Open jqnatividad opened 7 years ago
Was able to implement this through Nginx:
Modifying the standard nginx.conf http://docs.ckan.org/en/latest/maintaining/installing/deployment.html#create-the-nginx-config-file
proxy_cache_path /tmp/nginx_cache levels=1:2 keys_zone=cache:30m max_size=250m;
proxy_temp_path /tmp/nginx_proxy 1 2;
server {
client_max_body_size 100M;
location / {
proxy_pass http://127.0.0.1:8080/;
proxy_set_header X-Forwarded-For $remote_addr;
proxy_set_header Host $host;
proxy_cache cache;
proxy_cache_bypass $cookie_auth_tkt;
proxy_no_cache $cookie_auth_tkt;
proxy_cache_valid 30m;
proxy_cache_key $host$scheme$proxy_host$request_uri;
# In emergency comment out line to force caching
# proxy_ignore_headers X-Accel-Expires Expires Cache-Control;
}
}
to
proxy_cache_path /tmp/nginx_cache levels=1:2 keys_zone=cache:30m max_size=250m;
proxy_temp_path /tmp/nginx_proxy 1 2;
# datastore dump proxy cache
proxy_cache_path /tmp/datastoredump_cache levels=1 keys_zone=dumpcache:30m max_size=5g inactive=24h;
server {
client_max_body_size 100M;
location / {
proxy_pass http://127.0.0.1:8080/;
proxy_set_header X-Forwarded-For $remote_addr;
proxy_set_header Host $host;
proxy_cache cache;
proxy_cache_bypass $cookie_auth_tkt;
proxy_no_cache $cookie_auth_tkt;
proxy_cache_valid 30m;
proxy_cache_key $host$scheme$proxy_host$request_uri;
# In emergency comment out line to force caching
# proxy_ignore_headers X-Accel-Expires Expires Cache-Control;
}
# datastore dump
location /datastore/dump {
add_header Cache-Control "no-cache, must-revalidate, max-age=0";
gzip_comp_level 2;
gzip_proxied any;
gzip_types *;
proxy_cache dumpcache;
proxy_cache_use_stale updating;
proxy_cache_lock on;
proxy_cache_valid 200 24h;
proxy_ignore_headers X-Accel-Expires Expires Cache-Control;
proxy_connect_timeout 600;
proxy_send_timeout 600;
proxy_read_timeout 600;
send_timeout 600;
client_max_body_size 0;
proxy_pass http://127.0.0.1:8080/datastore/dump;
}
}
this creates a 24 hour nginx proxy cache with a max size of 5g, allowing a datastore dump up to 10 minutes to create the dump file.
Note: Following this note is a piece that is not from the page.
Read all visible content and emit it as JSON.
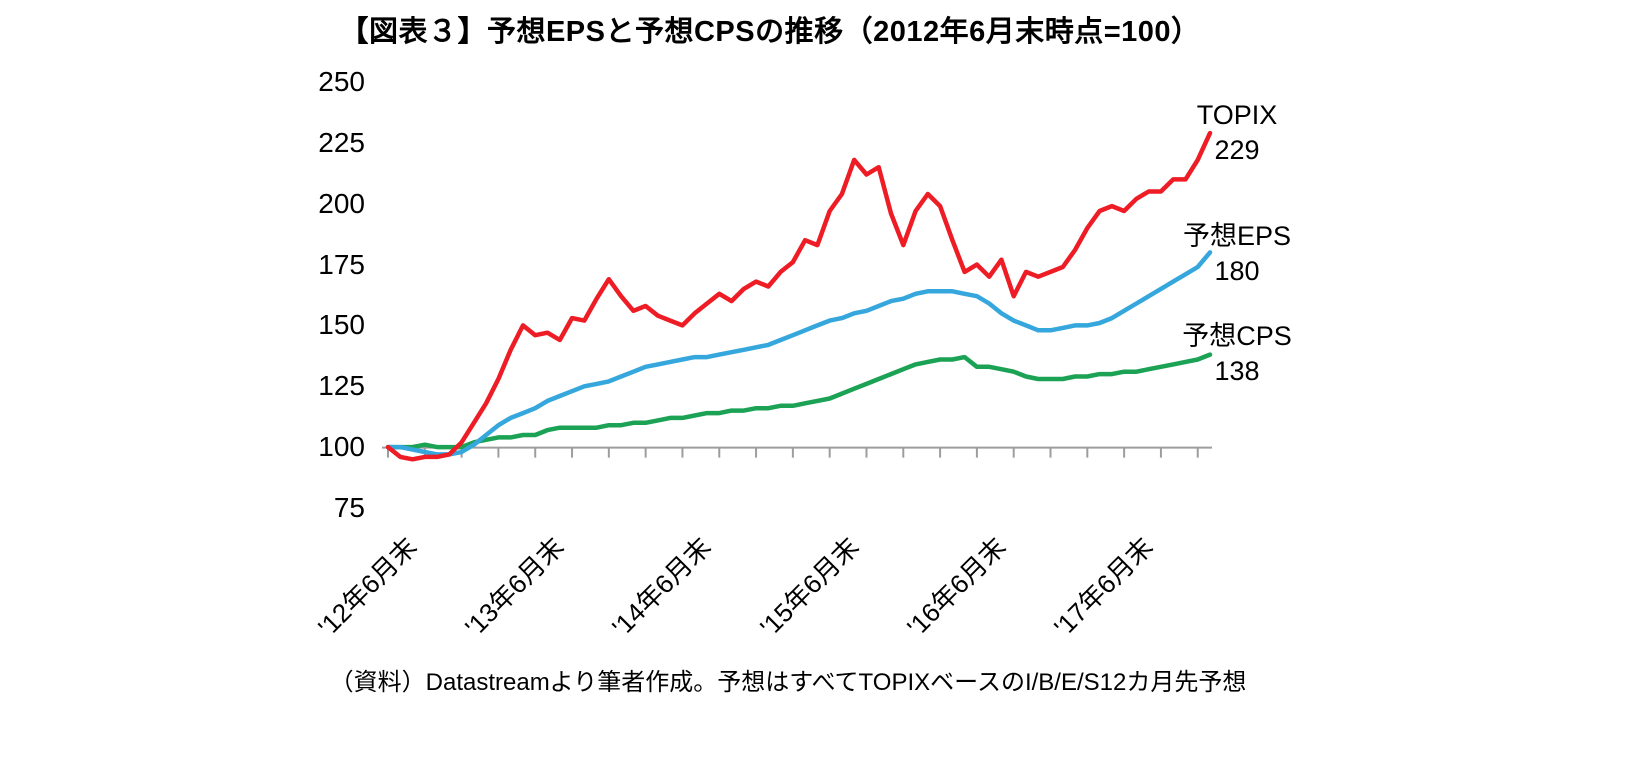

With the new datastore dump formats (https://github.com/ckan/ckan/pull/3390), and even the regular CSV dump, the files are created dynamically, which is an expensive operation, with large tables timing out with errors.
It'd be great if the writers can implement some smart caching mechanism where the files are stored in the file system (or the cloud, if using ckanext-cloudstorage) and the cached files are automatically expired when the datastore is updated.